You can add more words to `plurals` and see what the stemming results look like.  
You may find that the results may look a bit mechanical. This is because the Porter's algorithm is essentially a sequential application of a set of rules. To get better looking results, let's try out a lemmatizer.

In [None]:
# Uncomment and run the following line when you this cell for the first time:
# nltk.download('wordnet')

from nltk.stem.wordnet import WordNetLemmatizer

# Get the lemmatizer
lmtzr = WordNetLemmatizer()

# Lemmatize the plurals
print('plurals:')
for plural in plurals:
    print('{:s} --> {:s}'.format(plural, lmtzr.lemmatize(plural)))
print()

# Lemmatize the verbs
print('verbs:')
for verb in verbs:
    print('{:s} --> {:s}'.format(verb, lmtzr.lemmatize(verb)))
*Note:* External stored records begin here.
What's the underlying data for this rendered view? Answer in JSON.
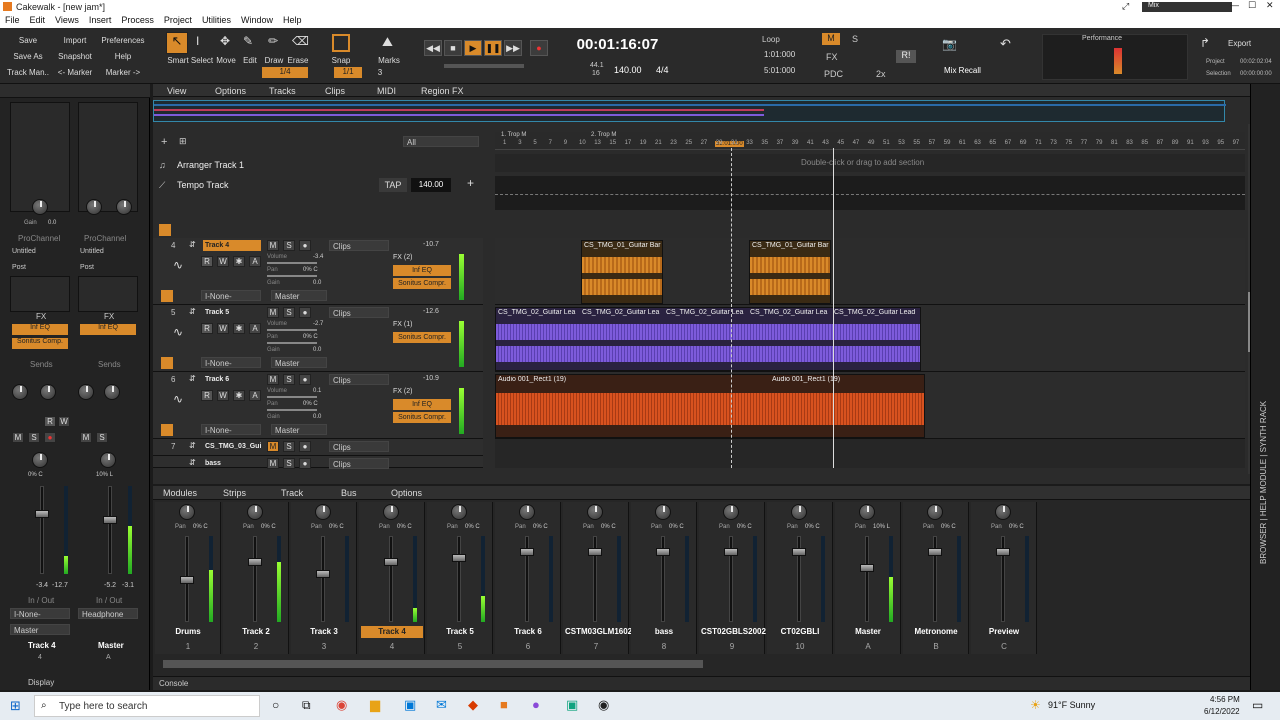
{
  "window": {
    "title": "Cakewalk - [new jam*]",
    "mix_label": "Mix"
  },
  "menu": [
    "File",
    "Edit",
    "Views",
    "Insert",
    "Process",
    "Project",
    "Utilities",
    "Window",
    "Help"
  ],
  "control_bar": {
    "project_buttons": [
      "Save",
      "Import",
      "Preferences",
      "Save As",
      "Snapshot",
      "Help",
      "Track Man..",
      "<- Marker",
      "Marker ->"
    ],
    "tools": [
      "Smart",
      "Select",
      "Move",
      "Edit",
      "Draw",
      "Erase"
    ],
    "snap_label": "Snap",
    "marks_label": "Marks",
    "snap_value": "1/4",
    "snap_value2": "1/1",
    "marks_value": "3",
    "time": "00:01:16:07",
    "sample_rate": "44.1",
    "bit_depth": "16",
    "tempo": "140.00",
    "meter": "4/4",
    "loop_label": "Loop",
    "loop_start": "1:01:000",
    "loop_end": "5:01:000",
    "mix_buttons": [
      "M",
      "S",
      "FX",
      "PDC",
      "2x",
      "R!"
    ],
    "mix_recall": "Mix Recall",
    "performance_label": "Performance",
    "export_label": "Export",
    "project_label": "Project",
    "selection_label": "Selection",
    "project_time": "00:02:02:04",
    "selection_time": "00:00:00:00"
  },
  "view_menu": [
    "View",
    "Options",
    "Tracks",
    "Clips",
    "MIDI",
    "Region FX"
  ],
  "track_filter": "All",
  "arranger": {
    "name": "Arranger Track 1",
    "hint": "Double-click or drag to add section"
  },
  "tempo_track": {
    "name": "Tempo Track",
    "tap": "TAP",
    "value": "140.00"
  },
  "tracks": [
    {
      "num": "4",
      "name": "Track 4",
      "vol_db": "-10.7",
      "volume": "-3.4",
      "pan": "0% C",
      "gain": "0.0",
      "fx": "FX (2)",
      "fx1": "Inf EQ",
      "fx2": "Sonitus Compr.",
      "input": "I-None-",
      "output": "Master",
      "clips": "Clips"
    },
    {
      "num": "5",
      "name": "Track 5",
      "vol_db": "-12.6",
      "volume": "-2.7",
      "pan": "0% C",
      "gain": "0.0",
      "fx": "FX (1)",
      "fx1": "Sonitus Compr.",
      "fx2": "",
      "input": "I-None-",
      "output": "Master",
      "clips": "Clips"
    },
    {
      "num": "6",
      "name": "Track 6",
      "vol_db": "-10.9",
      "volume": "0.1",
      "pan": "0% C",
      "gain": "0.0",
      "fx": "FX (2)",
      "fx1": "Inf EQ",
      "fx2": "Sonitus Compr.",
      "input": "I-None-",
      "output": "Master",
      "clips": "Clips"
    },
    {
      "num": "7",
      "name": "CS_TMG_03_Gui",
      "clips": "Clips"
    },
    {
      "name": "bass",
      "clips": "Clips"
    }
  ],
  "timeline": {
    "markers": [
      "1. Trop M",
      "2. Trop M"
    ],
    "now_time": "32:01:000",
    "bars": [
      "1",
      "3",
      "5",
      "7",
      "9",
      "10",
      "13",
      "15",
      "17",
      "19",
      "21",
      "23",
      "25",
      "27",
      "29",
      "31",
      "33",
      "35",
      "37",
      "39",
      "41",
      "43",
      "45",
      "47",
      "49",
      "51",
      "53",
      "55",
      "57",
      "59",
      "61",
      "63",
      "65",
      "67",
      "69",
      "71",
      "73",
      "75",
      "77",
      "79",
      "81",
      "83",
      "85",
      "87",
      "89",
      "91",
      "93",
      "95",
      "97"
    ],
    "clips": [
      {
        "name": "CS_TMG_01_Guitar Bar"
      },
      {
        "name": "CS_TMG_01_Guitar Bar"
      },
      {
        "name": "CS_TMG_02_Guitar Lea"
      },
      {
        "name": "CS_TMG_02_Guitar Lea"
      },
      {
        "name": "CS_TMG_02_Guitar Lea"
      },
      {
        "name": "CS_TMG_02_Guitar Lea"
      },
      {
        "name": "CS_TMG_02_Guitar Lead"
      },
      {
        "name": "Audio 001_Rect1 (19)"
      },
      {
        "name": "Audio 001_Rect1 (19)"
      }
    ]
  },
  "inspector": {
    "gain_label": "Gain",
    "gain_value": "0.0",
    "prochannel": "ProChannel",
    "untitled": "Untitled",
    "post": "Post",
    "fx_label": "FX",
    "fx1": "Inf EQ",
    "fx2": "Sonitus Comp.",
    "sends": "Sends",
    "pan_left": "0% C",
    "pan_right": "10% L",
    "vol_left": "-3.4",
    "vol_left2": "-12.7",
    "vol_right": "-5.2",
    "vol_right2": "-3.1",
    "io_label": "In / Out",
    "in_left": "I-None-",
    "out_left": "Master",
    "out_right": "Headphone",
    "track_left": "Track 4",
    "num_left": "4",
    "track_right": "Master",
    "num_right": "A",
    "display": "Display"
  },
  "console": {
    "tabs": [
      "Modules",
      "Strips",
      "Track",
      "Bus",
      "Options"
    ],
    "strips": [
      {
        "name": "Drums",
        "num": "1",
        "pan": "0% C"
      },
      {
        "name": "Track 2",
        "num": "2",
        "pan": "0% C"
      },
      {
        "name": "Track 3",
        "num": "3",
        "pan": "0% C"
      },
      {
        "name": "Track 4",
        "num": "4",
        "pan": "0% C"
      },
      {
        "name": "Track 5",
        "num": "5",
        "pan": "0% C"
      },
      {
        "name": "Track 6",
        "num": "6",
        "pan": "0% C"
      },
      {
        "name": "CSTM03GLM1602",
        "num": "7",
        "pan": "0% C"
      },
      {
        "name": "bass",
        "num": "8",
        "pan": "0% C"
      },
      {
        "name": "CST02GBLS2002",
        "num": "9",
        "pan": "0% C"
      },
      {
        "name": "CT02GBLI",
        "num": "10",
        "pan": "0% C"
      },
      {
        "name": "Master",
        "num": "A",
        "pan": "10% L"
      },
      {
        "name": "Metronome",
        "num": "B",
        "pan": "0% C"
      },
      {
        "name": "Preview",
        "num": "C",
        "pan": "0% C"
      }
    ],
    "tab_label": "Console"
  },
  "right_dock": "BROWSER | HELP MODULE | SYNTH RACK",
  "taskbar": {
    "search": "Type here to search",
    "weather": "91°F  Sunny",
    "time": "4:56 PM",
    "date": "6/12/2022"
  },
  "colors": {
    "accent": "#d98a2a",
    "wave_orange": "#d98a2a",
    "wave_purple": "#7d5bdb",
    "wave_red": "#d8521f"
  }
}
Not yet perfect, but much better, especially for the plurals. Whoray! :)

Let's check whether stemming or lemmatization would improve our classification accuracy or not.

Load the data

In [None]:
# Your code

Find the tf values, use either lemmatization or stemming.

In [None]:
# Your code

Find the idf values

In [None]:
# Your code

Find tf-idf values

In [None]:
# Your code

Export your result table to ``X2.csv``

In [None]:
# Your code

Implement the Naive Bayes Classifier on the new data and report the accuracy.

In [None]:
# Your code

**Advanced Exercise:** Synonyms

It would be really cool to be able to check if two words are synonyms when comparing them. NLTK's WordNet (a corpus) allows us to find synsets (synonym sets) which we can use to do just that. Let's try to write a function to check whether two words are synonyms. 
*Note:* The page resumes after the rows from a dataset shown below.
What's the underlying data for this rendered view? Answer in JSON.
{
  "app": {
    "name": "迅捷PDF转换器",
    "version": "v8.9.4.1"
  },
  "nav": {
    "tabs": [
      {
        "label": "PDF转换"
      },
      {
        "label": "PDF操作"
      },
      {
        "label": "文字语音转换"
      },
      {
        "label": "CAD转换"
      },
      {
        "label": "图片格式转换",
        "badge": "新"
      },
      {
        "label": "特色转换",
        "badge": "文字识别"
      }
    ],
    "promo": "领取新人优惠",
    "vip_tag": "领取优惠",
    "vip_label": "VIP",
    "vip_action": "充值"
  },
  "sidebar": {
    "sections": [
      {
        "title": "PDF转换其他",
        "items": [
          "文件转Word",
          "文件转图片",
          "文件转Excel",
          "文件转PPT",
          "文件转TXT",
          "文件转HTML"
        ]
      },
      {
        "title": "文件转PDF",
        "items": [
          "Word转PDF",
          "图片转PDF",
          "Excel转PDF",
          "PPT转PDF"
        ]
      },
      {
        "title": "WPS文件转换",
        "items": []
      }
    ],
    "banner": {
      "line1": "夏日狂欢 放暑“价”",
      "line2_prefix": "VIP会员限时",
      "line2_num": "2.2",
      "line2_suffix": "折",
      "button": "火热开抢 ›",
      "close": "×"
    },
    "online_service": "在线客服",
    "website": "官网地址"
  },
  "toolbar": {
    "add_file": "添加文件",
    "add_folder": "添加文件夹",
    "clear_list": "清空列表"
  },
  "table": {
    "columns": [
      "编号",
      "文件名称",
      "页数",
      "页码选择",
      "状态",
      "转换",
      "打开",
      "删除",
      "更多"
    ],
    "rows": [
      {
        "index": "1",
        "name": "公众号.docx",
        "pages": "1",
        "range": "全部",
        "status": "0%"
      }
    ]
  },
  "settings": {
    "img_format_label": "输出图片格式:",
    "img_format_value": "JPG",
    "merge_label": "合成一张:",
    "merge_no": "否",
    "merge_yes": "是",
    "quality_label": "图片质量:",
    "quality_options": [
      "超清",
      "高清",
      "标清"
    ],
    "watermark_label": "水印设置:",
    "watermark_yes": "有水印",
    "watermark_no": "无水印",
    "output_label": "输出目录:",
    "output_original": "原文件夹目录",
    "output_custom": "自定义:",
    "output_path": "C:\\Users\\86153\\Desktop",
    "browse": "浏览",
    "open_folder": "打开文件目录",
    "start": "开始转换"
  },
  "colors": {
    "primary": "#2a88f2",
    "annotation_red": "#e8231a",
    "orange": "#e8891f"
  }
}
Get help from [HERE](https://www.geeksforgeeks.org/get-synonymsantonyms-nltk-wordnet-python/).

In [None]:
from nltk.corpus import wordnet 

def synonym_check(word1, word2):
    # TODO: get all synsets from word 1
    
        # TODO: get lemmas for this synset
        
            # TODO: compare the name for this lemma to word 2
            
                
                # TODO: return True if the same 
    
    # TODO: otherwise, return false

print(synonym_check("intelligence", "understanding"))
print(synonym_check("machine", "automation"))
print(synonym_check("robot", "human"))

You should get False False False. 

Hmmm.... we can see that this method isn't as robust as we might like. Another way to check synonyms is to compare similarity indices, and then set a threshold for calling two words synonyms. 

In [None]:
import nltk
def synonym_check_2(word1, word2):
    # the maximum similarity found so far
    max_wup = 0
    # gets all possible synsets for word1
    w1 = wordnet.synsets(word1)
    # gets all possible synsets for word2
    w2 = wordnet.synsets(word2) # n denotes noun
    # TODO: for synset in w1
    
        # TODO: for synset in w2
        
            # TODO: get wup_similarity between the two
            
            
            # TODO: if wup_sumilarity is greater than the previous maximum, update it

    threshold = # TODO: set threshold
    if max_wup >= threshold:
        return max_wup, True
    else:
        return max_wup, False

In [None]:
print(synonym_check_2("intelligence", "understanding"))
print(synonym_check_2("machine", "automation"))
print(synonym_check_2("robot", "human"))

**Advanced Exercise:**

Try to improve the data with using the synonym_check_2 function. Report the accuracy with Naive Bayes Classifier.

In [None]:
# Your code

**Advanced Exercise (Optional):**

Some English words occur together more frequently. For example - Sky High, best performance, heavy rain. So, in a text document we may need to identify such pair of words which will help in sentiment analysis. First, we need to generate such word pairs from the existing sentence maintain their current sequences. Such pairs are called bigrams. Python has a bigram function as part of NLTK library which helps us generate these pairs.

Find the bi-grams on your data.

In [None]:
# Your code

In [None]:
print("Now, you can call me a scientist! Drop the MIC!!!")